No more delays: Time to break ground on the Obama Presidential Center | Editorial


No more delays: Time to break ground on the Obama Presidential Center | Editorial

Construction likely will start next year on the long-delayed $500 million Obama Presidential Center, a development we’ll be glad to see, at last.

The Obama Foundation made a big splash in 2016 when it announced plans to build the center in Jackson Park, a 500-acre green spot, designed by Frederick Law Olmsted, that once hosted the famed 1893 World’s Fair.

But a planned 2018 groundbreaking has yet to happen due to civil suits from parks advocates, and because of a lengthy state and federal governmental review assessing the impact of putting the center in the historic park.

The review process ends this month with the state’s Advisory Committee on Historic Preservation signing off on a memorandum of agreement outlining the mitigation steps the Obama Foundation must take for the privilege of building the center in Jackson Park. The Federal Highway Administration and the Illinois State Historic Preservation Office signed the agreement last month.

A federal review under the National Environmental Policy Act remains. Officials believe the study could be finished by February. We hope the result is a thumbs-up in favor of the center.

After that, we say let’s get it on.

A needed economic and cultural boost

As a construction project with a four-year build-out, the Obama Center could be an economic boost that provides jobs and opportunities for South Side lakefront communities such as Woodlawn and South Shore that are just beginning to recover from decades of disinvestment.

The center could be a leading Chicago tourism center that boosts the South Side’s arts and culture scene as it joins the Museum of Science and Industry, the DuSable Museum of African American History and the University of Chicago’s Smart Museum.

And the plan promises — on renderings at least — generously-sized plazas and green spaces that would be set aside for outdoor activities.

If programmed correctly, activities there could compliment a host of annual warm weather events in Hyde Park, South Shore and Woodlawn, including the Silver Room’s massive yearly summer block party at 53rd Street and Harper Avenue, and the Chosen Few annual picnic, which draws tens of thousands to Jackson Park just south of the presidential center site.

We’re hoping the Obama Center sparks even more economic and cultural activity, as we’ve seen the Clinton Center do in Arkansas. Since its completion in 2004, the William J. Clinton Presidential Center and Park has had a $3.3 billion economic impact in Little Rock, including $2.46 billion in new investment to the city’s downtown, according to a study prepared for the museum’s 10th anniversary.

Those are numbers the South Side and the whole City of Chicago could use.

Questions remain, however

We’re strong supporters of the Obama Presidential Center, first endorsing a proposal to put it in Jackson Park in 2016. Still, we continue to have concerns about its design and some associated public costs.

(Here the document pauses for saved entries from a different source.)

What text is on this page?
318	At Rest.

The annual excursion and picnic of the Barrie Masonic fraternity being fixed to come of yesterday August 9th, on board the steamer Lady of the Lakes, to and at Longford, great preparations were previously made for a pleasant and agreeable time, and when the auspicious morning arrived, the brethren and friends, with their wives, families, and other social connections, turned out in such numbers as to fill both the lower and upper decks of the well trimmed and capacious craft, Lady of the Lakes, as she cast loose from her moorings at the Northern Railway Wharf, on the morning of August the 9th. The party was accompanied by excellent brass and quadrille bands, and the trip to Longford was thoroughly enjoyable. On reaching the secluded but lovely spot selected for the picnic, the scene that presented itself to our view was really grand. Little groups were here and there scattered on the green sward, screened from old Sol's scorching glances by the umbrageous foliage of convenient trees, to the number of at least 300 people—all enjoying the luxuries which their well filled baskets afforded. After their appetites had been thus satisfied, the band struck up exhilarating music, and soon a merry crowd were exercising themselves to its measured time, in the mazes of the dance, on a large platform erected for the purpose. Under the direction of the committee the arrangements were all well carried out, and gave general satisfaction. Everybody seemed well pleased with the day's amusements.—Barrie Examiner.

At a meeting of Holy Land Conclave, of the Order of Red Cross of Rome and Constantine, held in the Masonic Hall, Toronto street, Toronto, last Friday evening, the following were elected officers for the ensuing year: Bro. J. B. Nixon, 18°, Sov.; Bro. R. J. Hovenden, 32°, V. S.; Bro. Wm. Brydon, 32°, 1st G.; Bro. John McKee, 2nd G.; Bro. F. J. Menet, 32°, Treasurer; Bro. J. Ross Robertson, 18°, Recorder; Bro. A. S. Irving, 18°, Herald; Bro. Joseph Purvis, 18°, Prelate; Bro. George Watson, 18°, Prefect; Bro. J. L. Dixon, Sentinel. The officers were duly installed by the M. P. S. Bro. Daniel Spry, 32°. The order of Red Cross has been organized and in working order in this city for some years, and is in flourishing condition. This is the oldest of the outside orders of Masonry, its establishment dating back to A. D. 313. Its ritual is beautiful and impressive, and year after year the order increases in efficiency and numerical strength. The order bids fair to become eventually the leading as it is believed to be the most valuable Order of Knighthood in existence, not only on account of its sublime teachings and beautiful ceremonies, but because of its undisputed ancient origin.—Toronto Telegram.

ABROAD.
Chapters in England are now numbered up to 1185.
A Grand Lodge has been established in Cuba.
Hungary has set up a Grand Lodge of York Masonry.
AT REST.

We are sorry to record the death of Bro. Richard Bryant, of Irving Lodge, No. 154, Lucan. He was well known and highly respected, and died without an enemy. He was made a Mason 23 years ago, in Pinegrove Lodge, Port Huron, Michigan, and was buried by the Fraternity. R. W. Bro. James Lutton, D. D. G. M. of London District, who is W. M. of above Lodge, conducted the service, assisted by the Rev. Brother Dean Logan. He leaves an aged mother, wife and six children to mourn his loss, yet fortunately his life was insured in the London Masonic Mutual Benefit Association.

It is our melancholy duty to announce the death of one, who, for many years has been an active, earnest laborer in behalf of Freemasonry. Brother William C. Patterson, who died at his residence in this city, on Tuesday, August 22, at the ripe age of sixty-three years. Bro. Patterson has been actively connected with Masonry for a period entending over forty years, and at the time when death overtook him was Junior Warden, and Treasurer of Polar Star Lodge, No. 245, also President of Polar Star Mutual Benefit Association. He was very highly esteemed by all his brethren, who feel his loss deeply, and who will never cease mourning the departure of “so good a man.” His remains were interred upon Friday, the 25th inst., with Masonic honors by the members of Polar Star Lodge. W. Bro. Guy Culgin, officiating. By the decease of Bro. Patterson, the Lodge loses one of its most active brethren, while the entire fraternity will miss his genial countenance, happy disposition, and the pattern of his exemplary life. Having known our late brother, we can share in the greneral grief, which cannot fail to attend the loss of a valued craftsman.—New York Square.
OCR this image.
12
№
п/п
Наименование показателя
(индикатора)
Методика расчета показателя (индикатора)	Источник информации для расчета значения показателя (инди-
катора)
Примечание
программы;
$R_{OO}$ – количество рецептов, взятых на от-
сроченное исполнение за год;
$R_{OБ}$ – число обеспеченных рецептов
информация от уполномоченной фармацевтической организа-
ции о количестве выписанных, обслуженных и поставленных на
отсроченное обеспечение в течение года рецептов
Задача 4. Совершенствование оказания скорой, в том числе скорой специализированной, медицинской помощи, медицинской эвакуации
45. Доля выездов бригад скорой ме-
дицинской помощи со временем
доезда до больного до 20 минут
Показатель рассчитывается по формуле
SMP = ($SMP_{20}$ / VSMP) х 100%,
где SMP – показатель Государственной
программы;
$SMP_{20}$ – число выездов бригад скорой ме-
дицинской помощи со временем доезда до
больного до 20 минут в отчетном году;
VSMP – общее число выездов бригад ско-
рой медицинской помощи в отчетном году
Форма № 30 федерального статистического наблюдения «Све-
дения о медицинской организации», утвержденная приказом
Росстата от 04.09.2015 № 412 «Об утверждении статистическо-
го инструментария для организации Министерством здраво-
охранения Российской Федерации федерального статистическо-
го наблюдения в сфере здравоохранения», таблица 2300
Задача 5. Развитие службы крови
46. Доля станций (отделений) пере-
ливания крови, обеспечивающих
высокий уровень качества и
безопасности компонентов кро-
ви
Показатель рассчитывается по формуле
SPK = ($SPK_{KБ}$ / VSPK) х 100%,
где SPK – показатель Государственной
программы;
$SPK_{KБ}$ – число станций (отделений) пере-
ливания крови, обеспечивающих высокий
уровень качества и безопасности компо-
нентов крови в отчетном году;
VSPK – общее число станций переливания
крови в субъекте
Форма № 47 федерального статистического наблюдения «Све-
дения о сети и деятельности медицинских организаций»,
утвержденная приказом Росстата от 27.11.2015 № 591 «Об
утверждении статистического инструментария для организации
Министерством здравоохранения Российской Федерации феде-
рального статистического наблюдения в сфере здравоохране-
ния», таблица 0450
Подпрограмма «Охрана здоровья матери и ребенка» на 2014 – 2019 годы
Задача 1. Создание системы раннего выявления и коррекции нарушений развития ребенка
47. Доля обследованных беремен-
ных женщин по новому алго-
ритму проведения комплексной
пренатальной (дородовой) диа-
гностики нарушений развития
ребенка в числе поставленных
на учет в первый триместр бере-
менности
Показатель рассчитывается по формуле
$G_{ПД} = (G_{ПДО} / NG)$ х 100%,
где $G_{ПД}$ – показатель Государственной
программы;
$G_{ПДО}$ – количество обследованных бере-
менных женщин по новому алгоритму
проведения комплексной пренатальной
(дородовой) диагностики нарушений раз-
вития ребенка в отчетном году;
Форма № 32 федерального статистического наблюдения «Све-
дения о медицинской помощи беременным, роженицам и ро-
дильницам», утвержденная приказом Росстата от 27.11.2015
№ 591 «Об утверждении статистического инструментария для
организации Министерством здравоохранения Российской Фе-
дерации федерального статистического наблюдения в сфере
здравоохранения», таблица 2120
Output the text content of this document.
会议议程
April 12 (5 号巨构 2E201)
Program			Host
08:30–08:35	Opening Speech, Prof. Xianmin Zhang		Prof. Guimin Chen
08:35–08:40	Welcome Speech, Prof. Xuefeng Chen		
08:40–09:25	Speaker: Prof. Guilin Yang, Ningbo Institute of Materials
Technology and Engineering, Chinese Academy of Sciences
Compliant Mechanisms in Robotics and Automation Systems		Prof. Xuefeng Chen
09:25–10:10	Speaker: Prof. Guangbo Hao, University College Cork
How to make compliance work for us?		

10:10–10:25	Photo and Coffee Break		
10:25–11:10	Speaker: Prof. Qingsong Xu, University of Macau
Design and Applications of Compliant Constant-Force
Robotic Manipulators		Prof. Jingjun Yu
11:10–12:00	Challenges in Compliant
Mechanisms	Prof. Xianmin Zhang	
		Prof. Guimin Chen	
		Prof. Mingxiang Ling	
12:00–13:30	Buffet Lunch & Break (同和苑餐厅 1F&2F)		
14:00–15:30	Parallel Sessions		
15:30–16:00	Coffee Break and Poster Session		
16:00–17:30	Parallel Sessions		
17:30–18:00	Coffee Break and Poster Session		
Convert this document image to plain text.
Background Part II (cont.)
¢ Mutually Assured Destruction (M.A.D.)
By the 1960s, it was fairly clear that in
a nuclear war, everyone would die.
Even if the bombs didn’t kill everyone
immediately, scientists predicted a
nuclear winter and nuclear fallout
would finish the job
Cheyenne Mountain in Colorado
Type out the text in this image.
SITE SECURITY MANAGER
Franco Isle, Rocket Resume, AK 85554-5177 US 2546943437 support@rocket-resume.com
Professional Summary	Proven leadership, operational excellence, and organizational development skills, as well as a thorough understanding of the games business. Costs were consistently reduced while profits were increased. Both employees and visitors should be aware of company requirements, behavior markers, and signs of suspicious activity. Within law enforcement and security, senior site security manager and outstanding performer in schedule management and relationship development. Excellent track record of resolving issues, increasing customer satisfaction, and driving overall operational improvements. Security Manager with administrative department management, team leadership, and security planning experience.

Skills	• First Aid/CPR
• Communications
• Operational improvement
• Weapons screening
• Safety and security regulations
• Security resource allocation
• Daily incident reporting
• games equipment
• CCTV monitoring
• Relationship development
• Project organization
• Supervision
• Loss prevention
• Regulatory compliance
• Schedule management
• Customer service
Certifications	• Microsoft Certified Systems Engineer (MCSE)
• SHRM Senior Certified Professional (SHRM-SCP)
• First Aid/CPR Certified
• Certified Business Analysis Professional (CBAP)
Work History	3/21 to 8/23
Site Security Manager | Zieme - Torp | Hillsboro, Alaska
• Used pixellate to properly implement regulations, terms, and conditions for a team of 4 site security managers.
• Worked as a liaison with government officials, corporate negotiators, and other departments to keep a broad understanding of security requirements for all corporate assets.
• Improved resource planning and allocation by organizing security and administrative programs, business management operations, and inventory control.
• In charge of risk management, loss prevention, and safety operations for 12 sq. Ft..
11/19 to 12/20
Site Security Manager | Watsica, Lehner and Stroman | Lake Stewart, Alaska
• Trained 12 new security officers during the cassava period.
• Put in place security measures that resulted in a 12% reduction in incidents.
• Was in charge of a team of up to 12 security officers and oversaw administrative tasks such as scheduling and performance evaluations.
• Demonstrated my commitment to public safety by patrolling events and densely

The center and its grounds are to occupy 20 acres bounded by the Midway Plaisance, Stony Island Avenue, Cornell Drive and 63rd Street. Cornell Drive, a main roadway through the park, would be closed and converted to park space, but the plan calls for widening both Lake Shore Drive and Stony Island Avenue — two thoroughfares that are already approaching highway-grade width as it is. This has to be reexamined.

And so does the cost of altering the roads. The city in 2018 put itself on the hook for $175 million in roadway improvements. Given the tight budget squeeze the city and state will face for years to come as a result of the pandemic, this appropriation requires a relook.

Even if the city wrangles the money out of the federal government, the wisdom of spending that much money in one place — and for one purpose — deserves to be questioned.

We also take issue with the 235-foot height of the Obama Museum, a building the president’s foundation’s website calls “a new landmark for the South Side.”

But it’s a big new landmark. Especially for a park. The building would be almost 40 feet taller than downtown’s Monadnock Building at Jackson and Dearborn streets.

Or consider the 140-foot U.S. Bank Tower, which sticks out like the tallest tree in the forest at 111th Street and the Bishop Ford Expressway. The Obama Museum would be 95 feet taller than that.

We’re hoping the tower’s height — or even its presence at all — can be changed. But there is no doubting that the Obama Center would be a powerful new addition to the Chicago landscape.

We’re ready for the South Side — and Chicago — to benefit from this new institution.